L’installation de la pastourelle.
Nous avons eu la chance de participer à l’installation d’une pastourelle dans le minuscule temple huguenot d’un village perdu au nord-est de Berlin à la frontière de la Pologne, région particulièrement délaissée par l’Allemagne récemment réunifiée. C’était un mois de décembre. Un vrai tableau de Brueghel : une fôret clairsemée, des boules de granit parfois de plus d’un mètre de diamètre, tout droit venues des glaciers de Scandinavie, posées là où les lois de la gravitation les avaient laissées en plan, le village était constitué de maisons éparpillées au milieu de tout cela, pas de rue, pas de plan d’ensemble apparent.

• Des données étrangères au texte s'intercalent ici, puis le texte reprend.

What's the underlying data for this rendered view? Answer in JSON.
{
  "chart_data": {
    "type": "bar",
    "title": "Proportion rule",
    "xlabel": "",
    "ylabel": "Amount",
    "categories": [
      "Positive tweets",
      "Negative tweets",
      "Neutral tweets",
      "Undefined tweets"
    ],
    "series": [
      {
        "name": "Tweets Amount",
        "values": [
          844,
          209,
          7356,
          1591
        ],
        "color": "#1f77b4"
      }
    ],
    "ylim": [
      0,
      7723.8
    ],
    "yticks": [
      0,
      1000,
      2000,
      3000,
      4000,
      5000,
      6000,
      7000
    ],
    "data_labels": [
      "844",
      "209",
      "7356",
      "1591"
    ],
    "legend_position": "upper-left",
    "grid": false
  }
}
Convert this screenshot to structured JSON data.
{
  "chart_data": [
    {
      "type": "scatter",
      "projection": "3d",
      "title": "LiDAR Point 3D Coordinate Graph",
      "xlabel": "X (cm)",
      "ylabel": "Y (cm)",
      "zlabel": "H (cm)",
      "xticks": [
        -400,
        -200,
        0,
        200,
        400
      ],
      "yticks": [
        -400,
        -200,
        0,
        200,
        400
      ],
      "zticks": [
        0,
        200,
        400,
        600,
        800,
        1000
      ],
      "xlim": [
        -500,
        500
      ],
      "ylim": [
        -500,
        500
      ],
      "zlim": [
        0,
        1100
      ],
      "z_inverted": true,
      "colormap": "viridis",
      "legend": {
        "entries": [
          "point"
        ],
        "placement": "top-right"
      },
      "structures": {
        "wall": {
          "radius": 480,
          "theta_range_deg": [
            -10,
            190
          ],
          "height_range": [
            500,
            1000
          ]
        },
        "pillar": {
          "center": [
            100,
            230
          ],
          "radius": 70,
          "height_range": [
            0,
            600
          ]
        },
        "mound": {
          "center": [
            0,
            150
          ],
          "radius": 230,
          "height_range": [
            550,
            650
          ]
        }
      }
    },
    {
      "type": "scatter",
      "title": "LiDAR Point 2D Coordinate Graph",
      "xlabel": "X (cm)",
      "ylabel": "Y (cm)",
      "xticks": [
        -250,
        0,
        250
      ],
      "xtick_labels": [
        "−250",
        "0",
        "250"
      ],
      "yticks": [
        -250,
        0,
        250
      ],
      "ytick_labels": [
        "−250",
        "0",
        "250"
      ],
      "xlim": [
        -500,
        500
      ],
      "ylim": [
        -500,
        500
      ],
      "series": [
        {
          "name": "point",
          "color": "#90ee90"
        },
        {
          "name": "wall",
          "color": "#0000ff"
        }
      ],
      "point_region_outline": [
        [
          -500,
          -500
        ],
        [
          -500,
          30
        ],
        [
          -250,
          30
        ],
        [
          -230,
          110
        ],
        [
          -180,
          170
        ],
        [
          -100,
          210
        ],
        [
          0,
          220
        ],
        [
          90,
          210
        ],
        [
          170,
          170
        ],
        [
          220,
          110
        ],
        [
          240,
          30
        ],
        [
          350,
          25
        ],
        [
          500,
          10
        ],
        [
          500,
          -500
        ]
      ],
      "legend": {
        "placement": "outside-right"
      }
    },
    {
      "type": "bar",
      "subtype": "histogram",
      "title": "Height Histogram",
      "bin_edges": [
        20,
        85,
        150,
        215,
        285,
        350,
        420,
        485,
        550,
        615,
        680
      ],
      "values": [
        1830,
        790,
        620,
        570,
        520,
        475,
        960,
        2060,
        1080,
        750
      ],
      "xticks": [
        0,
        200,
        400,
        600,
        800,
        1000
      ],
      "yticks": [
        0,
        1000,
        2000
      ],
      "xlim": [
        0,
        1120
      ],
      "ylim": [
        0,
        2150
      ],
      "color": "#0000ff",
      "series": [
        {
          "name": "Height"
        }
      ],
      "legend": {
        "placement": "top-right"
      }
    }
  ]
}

La liturgie se déroule comme il faut mais est ponctuée à plusieurs reprises de sonorités et de vocables français réputés intraduisibles : … « die « Confession de foi de la Rochelle » … « Le Consistoire » hat beschlossen, dass »… (a décidé que …), ou encore, écrit en français, « die « Discipline » mais avec une prononciation à l’allemande « dis-tsipline ». A la fin de la cérémonie une membre du conseil presbytéral donne la parole à son mari, le jeune maire du village, qui de toute sa vie n’a connu que l’idélogie marxiste-léniniste. Il nous déclare que « nous, les huguenots » nous avons l’honneur de vous inviter à un vin de l’amitié à la mairie.
Échanges pastoraux
Le directeur des archives, Robert Violet, qui ne parlait pas un mot de français, connaissait ses archives par cœur. Il nous a montré un jour la correspondance ordinaire et fournie entre deux collègues huguenots, l’un de Berlin, l’autre de Memel, près de Koenigsberg aujourd’hui Kaliningrad. Le collègue de Berlin avait entendu parler de risques de contaminations par les luthériens de cette petite poche huguenote isolée dans le grand nord est. Il rappelait à son collègue « la confession de la Rochelle, seulement la confession de la Rohelle ».
Dans la forêt de hêtres
Dans mon imaginaire le Buchholz – la forêt de hêtres – était une colonie attribuée à des huguenots pouvant venir de nos Cévennes et rebelles aux rythmes de la ville. Les habitants avaient donné des noms de huguenots et de places fortes huguenotes à leurs rues puis était venue la RDA qui avait tout rebaptisé en rue n° 1,2,3 … On peut voir sur google map que les noms d’origine huguenote sont revenus : Jean Calas-Weg, La-Rochelle Strasse… Les noms qui n’étaient pas d’origine huguenote ont gardé leurs numéros : strasse 74, 75…
Le dermatologue marocain
L’ambassade de France m’avait fourni une liste de dermatologues comprenant le français et mon choix s’était porté sur celui qui le parlerait le mieux, un marocain autrefois bénéficiaire d’une bourse d’études de la RDA. Il s’était installé à Berlin-Est parce qu’une allemande de l’Est qu’il prenait pour une prussienne sans histoire s’était éprise de lui. Puis il s’était retrouvé citoyen de la RFA à son corps défendant. Trois ou quatre semaines après la dernière consultation, je le vois arriver à notre culte avec son fils. Il m’explique que sa femme, marxiste-léniniste depuis son enfance, s’est rappelée, à la suite de notre rencontre, qu’elle avait des origines huguenotes et il voulait que son fils sache d’où il venait.
La laïcité
Un groupe de membres de l’Église-Unie engagés dans la prédication et la diaconie, tous ex-membres de la RDA, avait demandé à Hildegard comment elle avait vécu cette laïcité « à la française » qui les intéressait beaucoup. Même eux, qui avaient vécu pendant des années une situation de séparation de l’Église et de l’État, sont restés totalement imperméables moins à l’idée du salaire des pasteurs que compte tenu de l’énormité des implications financières des activités diaconales en Allemagne et à l’étranger que leur confiait et que finançait l’état. Ils voyaient bien que la séparation de l’Église et de l’État leur ferait perdre ce financement.
Ces deux années à Berlin, et nous sommes persuadés que tous ceux qui ont vécu cette expérience partageront nos avis, nous ont permis de repartir plus jeunes dans la retraite que nous accorde notre bonne église quand elle sait bien nous utiliser.